Reminds me of a simplified vector graphics renderer of some sort. The speediness sounds really handy for, say, game development - every cycle counts when you're rendering a game, even in 2d! IFJMP is instant now (fixed that bug), so, yes, it takes 2 cycles per pixel, which is...frankly, I didn't even know you could optimize the code that much. Very impressive!
Your preprocessor is really cool. The base source file for the line-renderer/pixel-pusher looks like real Assembly, like the sort I often see in, say, online 6502 development tutorials. It's quite a bit easier to understand, and omg the use of underscores in the binary sections is a huge improvement to readability.
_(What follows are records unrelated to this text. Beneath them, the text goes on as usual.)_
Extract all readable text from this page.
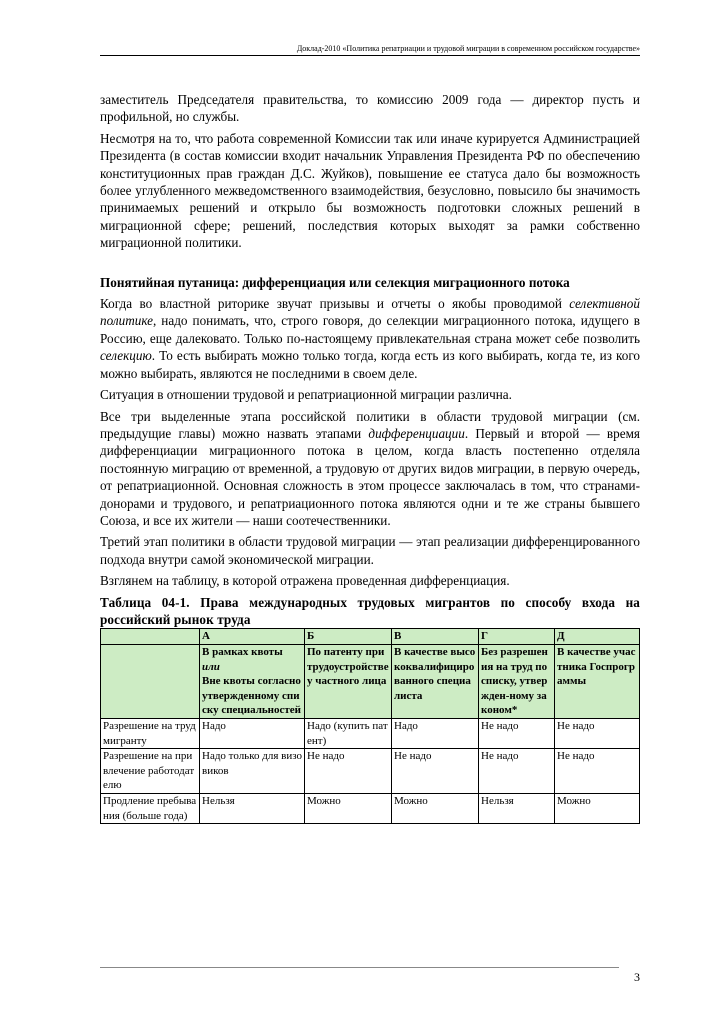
Доклад-2010 «Политика репатриации и трудовой миграции в современном российском государстве»

заместитель Председателя правительства, то комиссию 2009 года — директор пусть и профильной, но службы.

Несмотря на то, что работа современной Комиссии так или иначе курируется Администрацией Президента (в состав комиссии входит начальник Управления Президента РФ по обеспечению конституционных прав граждан Д.С. Жуйков), повышение ее статуса дало бы возможность более углубленного межведомственного взаимодействия, безусловно, повысило бы значимость принимаемых решений и открыло бы возможность подготовки сложных решений в миграционной сфере; решений, последствия которых выходят за рамки собственно миграционной политики.

Понятийная путаница: дифференциация или селекция миграционного потока

Когда во властной риторике звучат призывы и отчеты о якобы проводимой селективной политике, надо понимать, что, строго говоря, до селекции миграционного потока, идущего в Россию, еще далековато. Только по-настоящему привлекательная страна может себе позволить селекцию. То есть выбирать можно только тогда, когда есть из кого выбирать, когда те, из кого можно выбирать, являются не последними в своем деле.

Ситуация в отношении трудовой и репатриационной миграции различна.

Все три выделенные этапа российской политики в области трудовой миграции (см. предыдущие главы) можно назвать этапами дифференциации. Первый и второй — время дифференциации миграционного потока в целом, когда власть постепенно отделяла постоянную миграцию от временной, а трудовую от других видов миграции, в первую очередь, от репатриационной. Основная сложность в этом процессе заключалась в том, что странами-донорами и трудового, и репатриационного потока являются одни и те же страны бывшего Союза, и все их жители — наши соотечественники.

Третий этап политики в области трудовой миграции — этап реализации дифференцированного подхода внутри самой экономической миграции.

Взглянем на таблицу, в которой отражена проведенная дифференциация.

Таблица 04-1. Права международных трудовых мигрантов по способу входа на российский рынок труда

	А	Б	В	Г	Д

	В рамках квоты
или
Вне квоты согласно утвержденному списку специальностей	По патенту при трудоустройстве у частного лица	В качестве высококвалифицированного специалиста	Без разрешения на труд по списку, утвержден-ному законом*	В качестве участника Госпрограммы
Разрешение на труд мигранту	Надо	Надо (купить патент)	Надо	Не надо	Не надо
Разрешение на привлечение работодателю	Надо только для визовиков	Не надо	Не надо	Не надо	Не надо
Продление пребывания (больше года)	Нельзя	Можно	Можно	Нельзя	Можно
3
The only major comment I have is that it might be worth adding the estimated/intended address of every word in the comments for that line - makes it easier to debug when something (inevitably) goes catastrophically wrong. Combined with the comments for, say, "label here", or "overlay here", it should be fairly easy to figure out where the problem is in the original pre-preprocessing source file. One of the latest updates (dunno if it's the one I released last, or the one that's WIP w/ the code for the cycle timer & such) has a built-in way to check the current address in the Debug screen, meaning that being able to search for said address in your code can help you find what blew up faster than manually trawling through the RAM viewer, looking for the highlighted entry.
(Also, my apologies for taking so long to reply to this. Internet blew up. Again. I feel like such an unprofessional developer >.<)